The promenade features a linear layout along the Ala Wai Canal, running approximately from Ala Moana Boulevard near the Ala Moana Hotel to the McCully Street bridge. The park is shaded by mature banyan trees on both sides of the path, creating a tunnel-like canopy over portions of the walkway. Hardscape elements reflect traditional Hawaiian motifs, and the site incorporates sustainable materials such as recycled plastic benches.

The promenade provides continuous access for pedestrians and cyclists, functioning as part of Honolulu’s broader multi-use trail and green infrastructure system. Its location near key destinations such as Waikīkī, Ala Moana Center, and various residential areas makes it a valuable connector for non-motorized mobility.

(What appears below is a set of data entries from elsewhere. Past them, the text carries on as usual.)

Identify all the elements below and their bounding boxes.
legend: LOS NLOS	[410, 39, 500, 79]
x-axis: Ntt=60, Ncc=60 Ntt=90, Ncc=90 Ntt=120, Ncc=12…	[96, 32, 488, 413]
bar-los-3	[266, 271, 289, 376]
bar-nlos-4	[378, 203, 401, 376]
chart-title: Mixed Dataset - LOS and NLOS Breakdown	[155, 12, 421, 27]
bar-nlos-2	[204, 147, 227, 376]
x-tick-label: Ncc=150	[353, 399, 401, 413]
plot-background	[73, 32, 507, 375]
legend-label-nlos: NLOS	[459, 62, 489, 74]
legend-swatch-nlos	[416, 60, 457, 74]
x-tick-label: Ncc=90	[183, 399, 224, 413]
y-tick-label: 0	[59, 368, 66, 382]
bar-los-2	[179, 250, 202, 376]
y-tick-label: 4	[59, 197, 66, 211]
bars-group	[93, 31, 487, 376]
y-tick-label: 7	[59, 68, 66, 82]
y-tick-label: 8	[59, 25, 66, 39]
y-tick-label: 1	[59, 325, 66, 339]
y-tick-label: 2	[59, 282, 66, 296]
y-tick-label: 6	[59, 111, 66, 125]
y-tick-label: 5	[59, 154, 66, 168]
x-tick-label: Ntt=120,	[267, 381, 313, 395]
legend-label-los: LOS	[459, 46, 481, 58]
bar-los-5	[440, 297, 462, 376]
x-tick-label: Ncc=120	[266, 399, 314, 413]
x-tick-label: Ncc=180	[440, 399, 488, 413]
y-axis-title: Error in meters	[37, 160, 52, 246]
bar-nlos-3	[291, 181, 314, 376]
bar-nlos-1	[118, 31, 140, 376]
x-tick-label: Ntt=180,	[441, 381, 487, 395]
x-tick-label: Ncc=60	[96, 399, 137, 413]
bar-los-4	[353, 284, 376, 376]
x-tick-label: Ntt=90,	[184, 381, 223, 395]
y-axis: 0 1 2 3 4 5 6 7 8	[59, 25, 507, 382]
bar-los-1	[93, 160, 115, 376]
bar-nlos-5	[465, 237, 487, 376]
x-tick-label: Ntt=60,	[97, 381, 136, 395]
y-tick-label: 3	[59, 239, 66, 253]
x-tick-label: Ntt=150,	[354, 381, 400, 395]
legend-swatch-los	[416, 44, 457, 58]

The promenade is used daily by walkers, joggers, and cyclists, and also serves as a venue for cultural and civic events.

== Environmental context ==
The Ala Wai Promenade borders the Ala Wai Canal, a man-made waterway historically used to manage drainage for the surrounding urban area. Over time, the canal has become one of the most polluted waterways in Hawaii due to sediment, runoff, and limited water circulation. Various public and academic initiatives have examined the canal's ecological health and proposed restoration strategies.

The promenade lies within the larger Ala Wai Watershed, and environmental planning for the region frequently includes considerations for green infrastructure, climate resilience, and improved stormwater management.